Fox News Struggles to Replace Glenn Beck

Written by Noah Kristula-Green on Monday July 11, 2011

Fox News has a new TV show to fill the 5pm slot that Glenn Beck had. But is "The Five" just lazy filler?

How do you replace Glenn Beck's bizarre and rambling hour of television? If you come up with programming on Fox News, you decide that 5pm is a great time to do a conservative version of the The McLaughlin Group, call it "The Five" and roll with it.

FrumForum will be providing more coverage of this new show later in the week, but I wanted to provide a few comments about the hour that I watched.

The current show feels like a placeholder. Rather then replace Beck with a host, Fox News plans to rotate through a long roster of hosts and see which ones stick and which ones don't. Once they find out which hosts work best, presumably they will be the ones who will stay with and host is long-term.

By just sticking with Fox News commentators they already have, the show feels a bit lazy. However, after having Beck bounce of chalk boards and play with puppets, having five conservatives sit around the table and compete to see who has the best grasp of that morning's talking points is refreshingly mundane.

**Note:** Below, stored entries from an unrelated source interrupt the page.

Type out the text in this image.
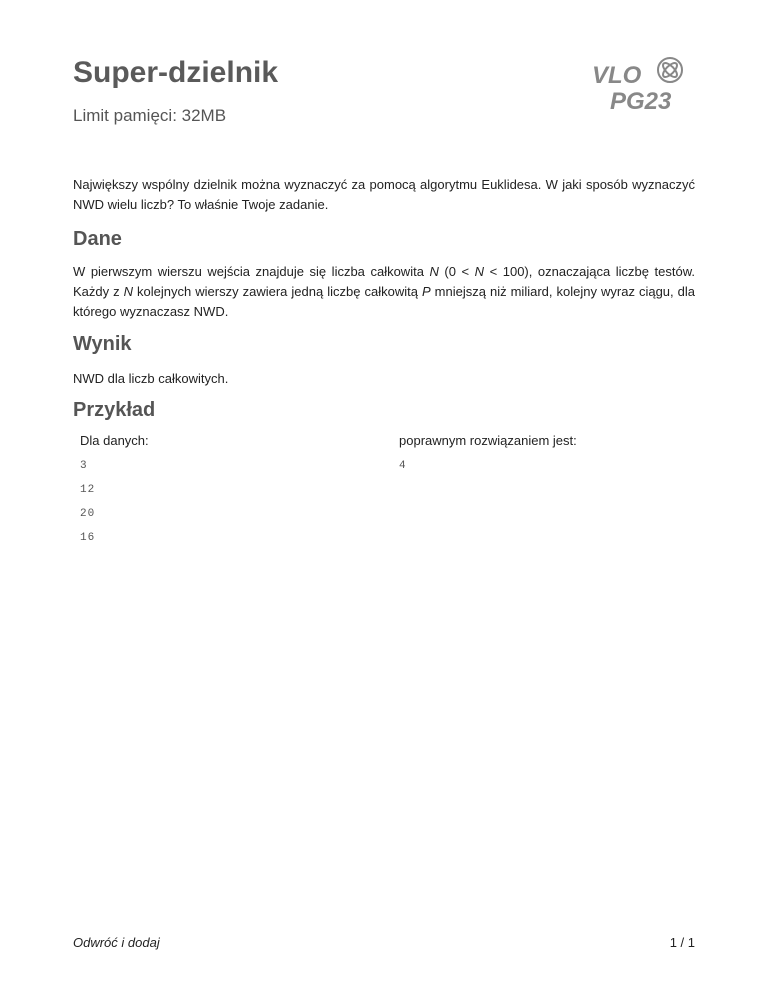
Super-dzielnik

Limit pamięci: 32MB

VLO
PG23

Największy wspólny dzielnik można wyznaczyć za pomocą algorytmu Euklidesa. W jaki sposób wyznaczyć NWD wielu liczb? To właśnie Twoje zadanie.

Dane

W pierwszym wierszu wejścia znajduje się liczba całkowita N (0 < N < 100), oznaczająca liczbę testów. Każdy z N kolejnych wierszy zawiera jedną liczbę całkowitą P mniejszą niż miliard, kolejny wyraz ciągu, dla którego wyznaczasz NWD.

Wynik

NWD dla liczb całkowitych.

Przykład

Dla danych:

3
12
20
16

poprawnym rozwiązaniem jest:

4
Odwróć i dodaj	1 / 1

On the premier episode, the five hosts were Eric Bolling, Andrea Tantaros, Greg Gutfeld, Dana Perino, and Bob Beckel. Bob Beckel's job was to be the token liberal who can be ganged up on by the four conservatives. Media Matters staffer Seth  Michaels (one wonders how many people in that office volunteered to watch this show) tweeted that a better name for the show would be "Hannity, Hannity, Hannity, Hannity, and Colmes"

The episode opened up with a discussion about the debt ceiling negotiations. Four of the panelists lamented how irresponsible Obama had been for all his spending and making the deficits soo big. Bob Beckel said that Grover Norquist was responsible for the Republicans being unable to reach a deal and added that Norquist should be sent to Guantanamo Bay.  Beckel was self-aware enough to grumble and complain about the group-think of his co-hosts but it's hard to take that seriously when you've agreed to go on the network in the first place. Still, his continued dissenting from the group made the conversation a little less lock-step.

The gimmick on "The Five" is that each host gets to lead off a short segment of the show. Eric Bolling began the debt discussion, Dana Parino talked about the ban on incandescent lightbulbs, and Greg Gutfeld got to talk about Perp Walks (like the ones that Casey Anthony and Dominique Strauss-Kahn had to do). Gutfeld was tasked to consider an important question: do perp walks make potentially innocent people look guilty? Does this harm our system of justice?

Greg Gutfeld usually hosts the Fox News "Red Eye" show at 3am which is more irreverent then the usual news. He provided the insight that pert walks: "makes you look guilty, but sexy."

Fox News has decided that the best way to replace Glenn Beck was to just stick five commentators at a table and see what happens. With nine commentators on their roster, there are 81 possible combinations of host that they can try out. Maybe one of them will be amusing and interesting.